If you've been around racing as long as I have, you get to know a bunch of racers. The serious ones started at age 3 or 4 on a bike and that was all they knew. They grew up riding and racing anything on two wheels and they paid their dues. It's not a gentleman's sport. It's tough and it's not like car racing, at all. The guys I know grew up racing whatever races they could find, three or four days (or nights) a week and home was a sleeping bag in the back of a worn-out panel van. The prize money bought gas and hamburgers to get them to the next race. If they did well enough...
What people that have never raced don't understand is that a race is somewhat like a chess match at 100mph.
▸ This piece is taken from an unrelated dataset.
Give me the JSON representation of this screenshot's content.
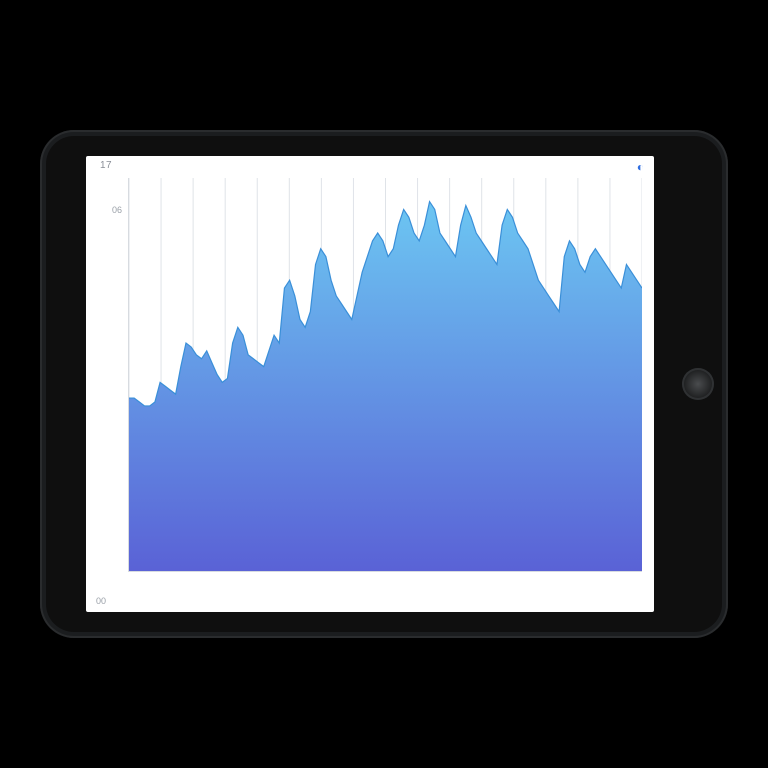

You have the track, you have your preferred line, but that means jack **** when there are other riders near you. Watch any flat track or speedway race. Yeah, they all have a certain line they'd prefer to take (might be more than one good line through a corner) but they don't get to take that line if someone is already there. They deal with it. They get in each others way. They bump each other. Just another night, at another race.
If you think the speeds are a factor, after a few years, running 100mph might feel like you're parked, if the top end of a straight means 200mph. It's all relative and these guys are so good, they don't need much of their attention on staying upright. You might have sensory overload coming off of a corner at 100mph, they might be scanning the stands for good looking women, or reaching over to smack another rider on the ass, or hit their kill switch.
What we think and what they think are two vastly different things.